Of course, 7-year-old me understood absolutely fuck-all about the cuisine of either China or Singapore. It was just my juvenile way of rebelling. The novelty of immigration had worn off by then. I missed my grandparents. I was doing poorly at school. I was deeply unhappy at my parents for transplanting me into a nation whose main language I could not speak.

On top of all this, my childcare centre’s mediocre cooking made hatred all too easy. For so many years, I thought frozen nuggets were a local staple and that all bee hoon tasted like surgical tubing.

Image credit: Nasilemaklover.blogspot.com

In retrospect, shitty bee hoon was never the issue.

Lacking the eloquence to express my angst, I took it out on the food. Strange food presented an easy target, and since I could not return to an idealised, imaginary homeland, the least I could do was to hate on my foster nation’s so-called food.

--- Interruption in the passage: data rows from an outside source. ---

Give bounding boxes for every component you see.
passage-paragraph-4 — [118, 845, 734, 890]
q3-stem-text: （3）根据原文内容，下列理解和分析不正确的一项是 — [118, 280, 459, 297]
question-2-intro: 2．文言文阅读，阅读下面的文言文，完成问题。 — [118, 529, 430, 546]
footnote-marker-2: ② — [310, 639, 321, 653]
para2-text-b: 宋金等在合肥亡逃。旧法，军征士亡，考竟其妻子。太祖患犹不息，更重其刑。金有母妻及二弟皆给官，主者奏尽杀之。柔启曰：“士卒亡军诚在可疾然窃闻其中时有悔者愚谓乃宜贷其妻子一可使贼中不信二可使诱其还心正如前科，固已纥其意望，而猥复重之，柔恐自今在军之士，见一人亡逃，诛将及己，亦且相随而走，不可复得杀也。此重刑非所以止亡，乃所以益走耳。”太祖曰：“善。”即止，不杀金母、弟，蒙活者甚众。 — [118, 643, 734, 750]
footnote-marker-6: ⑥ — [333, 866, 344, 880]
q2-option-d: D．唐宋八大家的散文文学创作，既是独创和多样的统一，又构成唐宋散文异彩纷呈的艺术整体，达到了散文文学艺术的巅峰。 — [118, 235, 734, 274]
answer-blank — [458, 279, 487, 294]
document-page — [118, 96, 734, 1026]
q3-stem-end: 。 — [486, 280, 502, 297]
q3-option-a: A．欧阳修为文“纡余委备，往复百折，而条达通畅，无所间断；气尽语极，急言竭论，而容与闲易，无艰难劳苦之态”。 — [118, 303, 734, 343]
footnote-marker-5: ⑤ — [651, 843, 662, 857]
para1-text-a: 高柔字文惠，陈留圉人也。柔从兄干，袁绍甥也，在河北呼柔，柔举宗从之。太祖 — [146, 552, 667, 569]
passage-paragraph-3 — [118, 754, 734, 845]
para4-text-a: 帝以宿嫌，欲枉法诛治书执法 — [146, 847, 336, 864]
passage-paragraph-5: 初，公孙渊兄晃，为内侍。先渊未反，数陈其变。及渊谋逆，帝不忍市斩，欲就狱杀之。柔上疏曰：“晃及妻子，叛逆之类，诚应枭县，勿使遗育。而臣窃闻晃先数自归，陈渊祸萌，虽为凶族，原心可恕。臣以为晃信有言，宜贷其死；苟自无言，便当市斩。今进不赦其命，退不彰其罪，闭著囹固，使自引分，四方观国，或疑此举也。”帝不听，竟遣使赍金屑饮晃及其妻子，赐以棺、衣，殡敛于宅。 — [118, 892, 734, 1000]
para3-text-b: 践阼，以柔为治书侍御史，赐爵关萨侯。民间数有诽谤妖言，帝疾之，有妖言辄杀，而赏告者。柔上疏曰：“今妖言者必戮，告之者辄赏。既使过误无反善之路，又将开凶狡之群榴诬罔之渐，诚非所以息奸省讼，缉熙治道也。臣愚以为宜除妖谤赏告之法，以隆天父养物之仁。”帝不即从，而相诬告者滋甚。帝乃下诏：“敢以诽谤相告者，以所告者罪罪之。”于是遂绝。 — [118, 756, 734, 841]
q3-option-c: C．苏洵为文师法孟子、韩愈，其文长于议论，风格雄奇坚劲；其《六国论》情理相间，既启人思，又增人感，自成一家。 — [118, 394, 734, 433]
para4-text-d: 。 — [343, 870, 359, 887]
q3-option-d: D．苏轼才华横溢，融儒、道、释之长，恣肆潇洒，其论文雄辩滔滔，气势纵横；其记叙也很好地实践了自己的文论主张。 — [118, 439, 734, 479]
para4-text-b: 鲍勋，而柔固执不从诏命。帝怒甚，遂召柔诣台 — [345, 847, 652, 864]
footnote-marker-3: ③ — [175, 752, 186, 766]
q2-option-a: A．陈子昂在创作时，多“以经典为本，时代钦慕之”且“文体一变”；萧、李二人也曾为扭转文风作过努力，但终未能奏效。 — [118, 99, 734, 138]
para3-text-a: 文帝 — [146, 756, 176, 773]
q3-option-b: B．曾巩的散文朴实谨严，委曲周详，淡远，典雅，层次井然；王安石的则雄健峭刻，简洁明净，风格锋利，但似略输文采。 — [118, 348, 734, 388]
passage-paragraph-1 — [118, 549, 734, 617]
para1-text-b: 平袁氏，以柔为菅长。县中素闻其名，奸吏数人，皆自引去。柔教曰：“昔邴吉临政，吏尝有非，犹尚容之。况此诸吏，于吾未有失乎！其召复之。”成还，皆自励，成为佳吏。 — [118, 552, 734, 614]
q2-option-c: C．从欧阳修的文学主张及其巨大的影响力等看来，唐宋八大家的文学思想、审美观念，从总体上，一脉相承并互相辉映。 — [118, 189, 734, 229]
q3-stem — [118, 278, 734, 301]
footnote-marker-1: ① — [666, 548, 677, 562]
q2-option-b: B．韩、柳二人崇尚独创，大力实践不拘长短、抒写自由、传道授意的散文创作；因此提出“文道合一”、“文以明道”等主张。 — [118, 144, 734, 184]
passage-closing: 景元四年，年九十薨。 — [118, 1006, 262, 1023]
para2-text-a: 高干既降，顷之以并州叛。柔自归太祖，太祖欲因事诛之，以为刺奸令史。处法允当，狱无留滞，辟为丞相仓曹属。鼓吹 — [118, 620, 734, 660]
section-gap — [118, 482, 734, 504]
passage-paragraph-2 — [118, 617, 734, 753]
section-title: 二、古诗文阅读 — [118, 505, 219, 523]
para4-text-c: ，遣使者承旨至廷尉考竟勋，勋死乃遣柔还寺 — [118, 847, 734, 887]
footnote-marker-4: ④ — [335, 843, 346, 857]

It was a child’s way of saying, “Fuck this, I want to go home.”

It was my way of holding fast to a ‘Chinese’ identity which I felt vaguely proud of, but had to keep hidden away in order to ‘fit in’.

While I don’t blame my parents because they were no doubt going through the same culture shock, I do wish we had worked harder at trying hawker food. Had we been more open-minded back then, I would not have grown up totally ignorant of hawker food.

And this ignorance would not, in the years to come, mutate into an endless source of anxiety, shame, and awkward hilarity.